The Kansas Historical Society, Kansas Anthropological Association, Ellis County Historical Society, and Fort Hays State University Department of History and Department of Geosciences are teaming up to sponsor the 2013 Kansas Archeology Training Program field school, June 1-16, 2013.
The site of Billy Dixon’s trading post (14EL311) south of Hays in Ellis County has been selected for investigation. Components will include a block excavation of dugouts and other features, survey of a segment of the Smoky Hill Trail, an artifact processing lab, classes, and associated programs.
William “Billy” Dixon was born in Ohio County, West Virginia on September 25, 1850. He was orphaned at age 12 and set out on his own at 14. He was an oxen driver and mule skinner, a skilled marksman and scout. In 1869 he joined a hunting and trapping venture on the Saline River northwest of Fort Hays. Dixon scouted the Texas Panhandle for the Army, hunted buffalo for the train companies, defended the Adobe Walls settlement against Indian attack with his legendary buffalo rifle, and was one of eight civilians in the history of the U.S. to receive the Medal of Honor. He married Olive King in 1894, and they had seven children. In later life his occupations included justice of the peace, postmaster, and sheriff. Dixon died from pneumonia at his Cimarron County, Oklahoma, homestead on March 9, 1913, at age 62. On his deathbed he told his complete life story to his wife Olive, and in 1927 she published Life of “Billy” Dixon, Plainsman, Scout and Pioneer. In this book a brief reference was made to the trading post site (sometimes known as Whiskey Ranch) that will be investigated during the 2013 KATP field school.
We moved south of Hays City about ten miles and came to a boiling spring that flowed from an opening in solid rock. Here we decided to make our permanent camp for the winter, so we built a picket house and a big dugout, expecting to dry a lot of buffalo meat for market, but finally abandoned this scheme. Our camp was on a main-traveled road leading to Hays City. Freighters and hunters urged me to establish a road ranch or store, where such supplies as were used in that country could be purchased in reasonable quantities. Having some spare money, I stocked up with tobacco, whiskey and a general line of groceries, and employed a man named Billy Reynolds to run the place for me, while I devoted my time to killing buffaloes. Many a jolly company gathered at the road ranch at the boiling spring. The sale of whiskey was a common practice in those days, as whiskey was freely used by frontiersmen, and its sale was expected as a matter of course. Other conditions were too hard and too pressing for the question of the morals of the traffic to be raised as it was in later years, when the country became more thickly settled, and an entirely new order of things was established.

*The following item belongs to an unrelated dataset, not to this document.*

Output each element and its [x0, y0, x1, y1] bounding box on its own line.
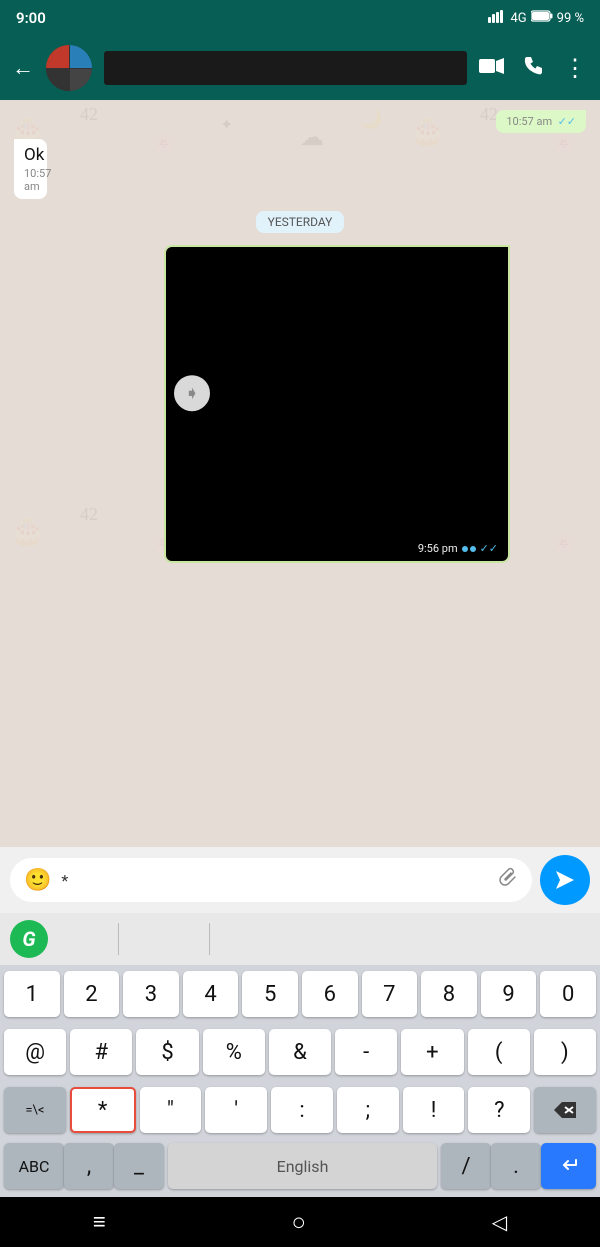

I was well acquainted with Reynolds and liked him, having formed his acquaintance on the Custer expedition to Camp Supply in 1868, when he was a mule-driver. He was a friendly, whole-souled kind of fellow, and knew just how to treat men to get their trade. I made good money out of this venture until 1871, when the income abruptly and permanently ceased—during my absence Reynolds sold the whole outfit and skipped the country, without even telling me good-bye. I had been absent two weeks when I returned one day to find only the empty building. I never again heard of Billy Reynolds. I doubt that his robbing me was ever to his final advantage. Money obtained in that way never brought good luck, even in the Plains country, where men were judged by rougher standards than prevailed farther east.